Reminds me of when a company I was with did the FISH Program (which comes from the fish market in Pike Place Market in Seattle). Management spent thousands to learn 4 obvious tenets of running a business. I abused the system for my own amusement.
If only I can take a personality test and answer things to look like a middle finger.
Awesome comic again, Scott
"Front-facing fanny pack". AKA "Scrote tote".
I got tested when I was 10, in elementary school. The tester called my mother in alarm; "I asked her to draw a girl, and she drew herself sitting in a chair, facing away! she's turning her back on the world!"My mother asked me about this. I answered "They're always saying 'you won't be graded on this, and then grading and judging. He said 'draw *a girl*'. I can't draw faces or hands, so I tried to reproduce the sketch a classmate of mine did awhile back of the girl sitting in front of her, because that angle didn't involve a face or hands." My mother tore the tester a new one for giving her child (and only her child, it wasn't a whole class thing) psychological tests without parental permission, and for being enough of an idiot to think a ten year old in a messed-up school system is going to respond exactly the same as a four year old when you say "draw a girl".It was a beautiful thing to listen to!
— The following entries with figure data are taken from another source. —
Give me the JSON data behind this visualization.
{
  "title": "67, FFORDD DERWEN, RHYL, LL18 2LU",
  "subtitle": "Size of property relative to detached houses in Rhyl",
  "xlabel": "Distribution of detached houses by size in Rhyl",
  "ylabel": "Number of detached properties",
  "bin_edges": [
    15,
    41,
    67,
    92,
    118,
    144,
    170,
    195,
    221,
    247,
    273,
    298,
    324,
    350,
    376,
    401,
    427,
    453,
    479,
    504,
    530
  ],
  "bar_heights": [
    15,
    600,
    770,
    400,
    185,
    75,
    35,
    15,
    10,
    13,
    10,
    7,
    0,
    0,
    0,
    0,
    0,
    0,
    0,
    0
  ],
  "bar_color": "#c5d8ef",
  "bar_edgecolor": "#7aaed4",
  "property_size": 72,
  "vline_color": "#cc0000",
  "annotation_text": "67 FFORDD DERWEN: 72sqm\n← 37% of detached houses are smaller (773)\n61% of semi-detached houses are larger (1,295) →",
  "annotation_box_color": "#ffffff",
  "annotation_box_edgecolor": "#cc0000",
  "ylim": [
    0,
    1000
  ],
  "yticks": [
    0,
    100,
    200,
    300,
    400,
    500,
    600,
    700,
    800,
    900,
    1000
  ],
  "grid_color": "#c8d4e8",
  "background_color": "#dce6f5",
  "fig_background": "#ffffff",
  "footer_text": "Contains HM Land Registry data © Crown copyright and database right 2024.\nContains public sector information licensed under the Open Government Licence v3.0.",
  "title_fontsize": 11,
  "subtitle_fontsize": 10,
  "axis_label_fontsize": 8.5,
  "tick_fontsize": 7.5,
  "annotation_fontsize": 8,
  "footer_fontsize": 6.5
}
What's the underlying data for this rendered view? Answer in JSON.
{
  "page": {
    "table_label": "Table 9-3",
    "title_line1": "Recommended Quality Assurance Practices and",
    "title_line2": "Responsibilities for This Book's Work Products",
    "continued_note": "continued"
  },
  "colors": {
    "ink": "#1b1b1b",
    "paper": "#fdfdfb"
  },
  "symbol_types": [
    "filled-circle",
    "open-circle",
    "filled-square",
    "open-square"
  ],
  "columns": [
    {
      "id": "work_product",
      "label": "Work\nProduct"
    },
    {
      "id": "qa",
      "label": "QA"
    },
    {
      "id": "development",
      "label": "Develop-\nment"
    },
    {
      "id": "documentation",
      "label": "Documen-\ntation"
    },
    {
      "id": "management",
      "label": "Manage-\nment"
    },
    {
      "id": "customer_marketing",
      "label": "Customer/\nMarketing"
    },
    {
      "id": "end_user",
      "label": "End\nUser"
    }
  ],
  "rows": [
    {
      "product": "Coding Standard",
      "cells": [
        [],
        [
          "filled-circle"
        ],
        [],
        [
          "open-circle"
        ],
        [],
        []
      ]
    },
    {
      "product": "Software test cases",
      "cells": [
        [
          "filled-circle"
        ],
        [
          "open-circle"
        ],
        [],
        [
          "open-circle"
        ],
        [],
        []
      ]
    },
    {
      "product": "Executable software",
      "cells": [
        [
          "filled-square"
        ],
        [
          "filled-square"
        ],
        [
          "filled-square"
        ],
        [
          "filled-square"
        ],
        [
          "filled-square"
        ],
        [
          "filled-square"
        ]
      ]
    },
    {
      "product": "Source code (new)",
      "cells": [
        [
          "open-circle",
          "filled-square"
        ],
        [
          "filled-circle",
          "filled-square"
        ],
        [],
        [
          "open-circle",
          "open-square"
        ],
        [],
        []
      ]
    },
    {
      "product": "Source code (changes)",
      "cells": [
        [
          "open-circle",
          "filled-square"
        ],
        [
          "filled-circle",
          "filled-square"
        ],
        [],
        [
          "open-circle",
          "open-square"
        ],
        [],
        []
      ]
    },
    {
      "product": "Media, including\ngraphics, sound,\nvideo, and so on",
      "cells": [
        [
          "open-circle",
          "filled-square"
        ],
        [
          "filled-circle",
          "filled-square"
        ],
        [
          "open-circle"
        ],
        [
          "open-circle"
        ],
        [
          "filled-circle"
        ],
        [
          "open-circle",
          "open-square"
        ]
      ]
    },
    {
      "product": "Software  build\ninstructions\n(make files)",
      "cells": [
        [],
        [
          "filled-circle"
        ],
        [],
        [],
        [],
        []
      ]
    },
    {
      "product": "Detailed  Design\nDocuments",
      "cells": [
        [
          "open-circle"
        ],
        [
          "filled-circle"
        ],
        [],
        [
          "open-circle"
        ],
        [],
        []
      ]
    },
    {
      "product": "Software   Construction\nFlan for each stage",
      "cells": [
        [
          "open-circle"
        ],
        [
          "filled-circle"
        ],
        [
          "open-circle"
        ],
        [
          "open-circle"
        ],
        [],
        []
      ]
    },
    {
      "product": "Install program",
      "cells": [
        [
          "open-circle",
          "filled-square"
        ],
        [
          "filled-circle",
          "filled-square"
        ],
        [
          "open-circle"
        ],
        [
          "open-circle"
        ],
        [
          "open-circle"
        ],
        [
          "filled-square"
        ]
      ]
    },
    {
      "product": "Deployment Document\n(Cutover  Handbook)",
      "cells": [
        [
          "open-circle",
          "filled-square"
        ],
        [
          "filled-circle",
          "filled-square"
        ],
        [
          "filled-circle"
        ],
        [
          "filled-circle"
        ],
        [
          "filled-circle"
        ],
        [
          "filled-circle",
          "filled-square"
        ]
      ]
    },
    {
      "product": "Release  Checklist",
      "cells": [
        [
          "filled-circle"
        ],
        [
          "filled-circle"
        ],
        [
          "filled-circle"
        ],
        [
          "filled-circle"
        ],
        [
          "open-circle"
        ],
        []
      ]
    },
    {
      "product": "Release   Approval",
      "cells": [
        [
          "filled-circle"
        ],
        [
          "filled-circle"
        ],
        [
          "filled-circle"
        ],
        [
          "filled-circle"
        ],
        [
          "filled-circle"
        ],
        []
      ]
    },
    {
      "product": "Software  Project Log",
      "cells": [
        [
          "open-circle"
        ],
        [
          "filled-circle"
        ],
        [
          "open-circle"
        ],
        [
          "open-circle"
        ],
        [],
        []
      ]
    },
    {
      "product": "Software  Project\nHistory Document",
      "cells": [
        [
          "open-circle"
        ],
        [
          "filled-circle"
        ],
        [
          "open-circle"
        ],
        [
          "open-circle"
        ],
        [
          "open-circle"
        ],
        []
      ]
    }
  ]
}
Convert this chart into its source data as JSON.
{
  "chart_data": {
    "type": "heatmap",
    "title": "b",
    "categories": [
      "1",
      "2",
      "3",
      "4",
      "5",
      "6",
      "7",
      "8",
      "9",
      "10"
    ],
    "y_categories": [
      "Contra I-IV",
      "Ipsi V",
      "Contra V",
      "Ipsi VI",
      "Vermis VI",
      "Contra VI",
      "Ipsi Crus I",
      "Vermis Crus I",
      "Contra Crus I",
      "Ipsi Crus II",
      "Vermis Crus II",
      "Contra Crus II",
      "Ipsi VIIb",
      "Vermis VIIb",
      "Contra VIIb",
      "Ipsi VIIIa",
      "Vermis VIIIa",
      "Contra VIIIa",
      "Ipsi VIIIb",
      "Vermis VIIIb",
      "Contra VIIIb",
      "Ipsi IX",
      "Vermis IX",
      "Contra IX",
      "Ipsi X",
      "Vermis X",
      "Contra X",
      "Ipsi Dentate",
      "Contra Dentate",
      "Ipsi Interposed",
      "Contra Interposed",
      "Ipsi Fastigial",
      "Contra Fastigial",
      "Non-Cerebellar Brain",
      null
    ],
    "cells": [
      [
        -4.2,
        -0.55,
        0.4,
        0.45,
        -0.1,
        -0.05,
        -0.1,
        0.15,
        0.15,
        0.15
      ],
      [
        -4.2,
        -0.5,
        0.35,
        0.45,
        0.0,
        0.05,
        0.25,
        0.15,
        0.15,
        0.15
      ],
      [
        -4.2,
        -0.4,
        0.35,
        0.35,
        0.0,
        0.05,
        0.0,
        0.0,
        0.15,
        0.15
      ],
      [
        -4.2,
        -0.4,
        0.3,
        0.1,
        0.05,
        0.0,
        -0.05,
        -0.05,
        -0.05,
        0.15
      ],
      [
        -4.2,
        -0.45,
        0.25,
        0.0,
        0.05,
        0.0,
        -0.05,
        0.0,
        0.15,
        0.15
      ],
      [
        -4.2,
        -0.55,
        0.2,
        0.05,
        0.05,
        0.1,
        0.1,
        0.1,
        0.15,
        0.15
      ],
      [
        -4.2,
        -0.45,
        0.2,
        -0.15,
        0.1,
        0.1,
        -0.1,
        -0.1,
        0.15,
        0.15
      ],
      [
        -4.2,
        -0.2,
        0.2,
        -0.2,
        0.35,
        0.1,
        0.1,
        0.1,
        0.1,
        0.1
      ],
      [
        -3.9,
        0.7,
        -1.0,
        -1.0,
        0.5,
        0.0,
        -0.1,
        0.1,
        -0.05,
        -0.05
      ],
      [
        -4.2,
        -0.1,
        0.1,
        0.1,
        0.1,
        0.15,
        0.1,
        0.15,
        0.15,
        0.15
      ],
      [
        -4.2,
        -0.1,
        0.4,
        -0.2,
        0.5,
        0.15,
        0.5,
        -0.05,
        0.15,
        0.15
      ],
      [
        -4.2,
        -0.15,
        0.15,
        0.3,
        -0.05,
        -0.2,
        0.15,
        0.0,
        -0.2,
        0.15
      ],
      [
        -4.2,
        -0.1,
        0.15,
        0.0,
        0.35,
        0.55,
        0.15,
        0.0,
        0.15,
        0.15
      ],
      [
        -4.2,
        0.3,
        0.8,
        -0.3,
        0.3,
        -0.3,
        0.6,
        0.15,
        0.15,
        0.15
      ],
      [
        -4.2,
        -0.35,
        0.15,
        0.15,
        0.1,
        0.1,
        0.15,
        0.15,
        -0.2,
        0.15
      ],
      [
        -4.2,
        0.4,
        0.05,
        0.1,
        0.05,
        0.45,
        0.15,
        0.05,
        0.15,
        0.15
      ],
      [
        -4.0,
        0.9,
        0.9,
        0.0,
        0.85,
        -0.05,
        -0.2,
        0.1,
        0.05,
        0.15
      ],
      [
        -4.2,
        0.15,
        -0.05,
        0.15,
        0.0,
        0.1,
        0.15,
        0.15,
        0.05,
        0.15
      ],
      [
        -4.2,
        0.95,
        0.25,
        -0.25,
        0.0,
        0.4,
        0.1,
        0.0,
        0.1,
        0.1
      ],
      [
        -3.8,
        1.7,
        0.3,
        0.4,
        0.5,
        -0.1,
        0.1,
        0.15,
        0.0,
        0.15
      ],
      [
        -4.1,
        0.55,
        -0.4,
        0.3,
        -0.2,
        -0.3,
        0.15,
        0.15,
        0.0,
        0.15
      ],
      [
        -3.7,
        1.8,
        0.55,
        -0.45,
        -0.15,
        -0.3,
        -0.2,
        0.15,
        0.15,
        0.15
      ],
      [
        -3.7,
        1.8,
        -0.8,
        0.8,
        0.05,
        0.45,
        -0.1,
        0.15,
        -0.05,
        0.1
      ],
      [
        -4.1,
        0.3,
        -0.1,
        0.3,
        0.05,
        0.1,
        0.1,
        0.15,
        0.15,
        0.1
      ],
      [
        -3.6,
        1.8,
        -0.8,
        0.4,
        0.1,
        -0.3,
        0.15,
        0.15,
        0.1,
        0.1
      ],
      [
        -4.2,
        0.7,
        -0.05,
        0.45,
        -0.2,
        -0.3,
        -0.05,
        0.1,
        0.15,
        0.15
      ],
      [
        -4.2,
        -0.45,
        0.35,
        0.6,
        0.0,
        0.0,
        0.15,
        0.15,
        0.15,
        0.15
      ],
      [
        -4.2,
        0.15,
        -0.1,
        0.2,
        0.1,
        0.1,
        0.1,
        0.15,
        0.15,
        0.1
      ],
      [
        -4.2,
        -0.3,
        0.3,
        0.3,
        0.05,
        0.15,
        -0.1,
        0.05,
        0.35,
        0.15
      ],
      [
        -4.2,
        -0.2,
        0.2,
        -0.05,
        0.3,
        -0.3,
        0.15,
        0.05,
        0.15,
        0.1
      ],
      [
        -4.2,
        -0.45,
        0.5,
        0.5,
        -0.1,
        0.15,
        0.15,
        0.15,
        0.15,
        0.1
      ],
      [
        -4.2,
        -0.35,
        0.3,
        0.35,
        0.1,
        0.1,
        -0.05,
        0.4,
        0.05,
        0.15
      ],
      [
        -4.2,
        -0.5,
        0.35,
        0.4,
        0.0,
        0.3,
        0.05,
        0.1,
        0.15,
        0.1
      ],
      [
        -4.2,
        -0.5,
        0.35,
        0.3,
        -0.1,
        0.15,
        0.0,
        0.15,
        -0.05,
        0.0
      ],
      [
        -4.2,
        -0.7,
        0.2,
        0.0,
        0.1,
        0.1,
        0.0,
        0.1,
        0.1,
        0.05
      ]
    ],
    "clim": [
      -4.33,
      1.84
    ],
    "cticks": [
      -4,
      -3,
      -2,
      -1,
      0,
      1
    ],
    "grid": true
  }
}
Mullet boss predictably hired a motivational speaker that reminds him of himself - they both inspire unity of purpose in the employees that is tangential or hostile to their desired goals.
It's a cod piece, you fools!
Oh dear. I wanted to mess up the test, but knew that they would know... which kind of means, if they already knew what my personality was, why were they paying someone to have me take a test on it...
Also, I want to hang this up at work but suspect it would be seen as troublesome.
Soooooooooo...Quick question. IT'S JANUARY TWENTY-FREAKIN' -THIRD!!!!! WHY DOES IT STILL SAY COPYYRIGHT 2012!!!!!*meep*
As an aspiring supervillain myself, I take umbrage at the idea of this weenie becoming one. Still, perhaps he'd make an interesting foe for the Human Joke Knifeketeer.
Aidan - I refer you to here: http://basicinstructions.net/basic-instructions/2012/12/13/how-to-make-a-public-service-announcement-yet-again-yearly-r.html
The last time I took one of these personality tests, they told me to skip the questions that made me feel uncomfortable. So I didn't answer any of them. The results: I'm an INTJ.
Bah! Yes, how did I mistype that? What does that count as...a "Victorian Slip"?
Worry not, Gawain. As You can see from my post, I mistyped loads of stuff (actually, I think that the computer changes stuff when I'm not looking - yours probably does the same. They resent it because we are in charge even though we are less clever, in cybernetic terms)
And Johncraig - I'm British - I know what a 'fanny' is, thank you, but it is a term that no lady would use in mixed company when referring to her 'front bottom'. :)
Wow, I had to take one of these at a former job... we all thought it was a waste of time and money (which, ultimately, I think even the bosses must have realized, but I've moved on and don't really know nor care). If only I'd thought about the 'middle finger' plotting of the results, I would have tried like crazy to have made it so!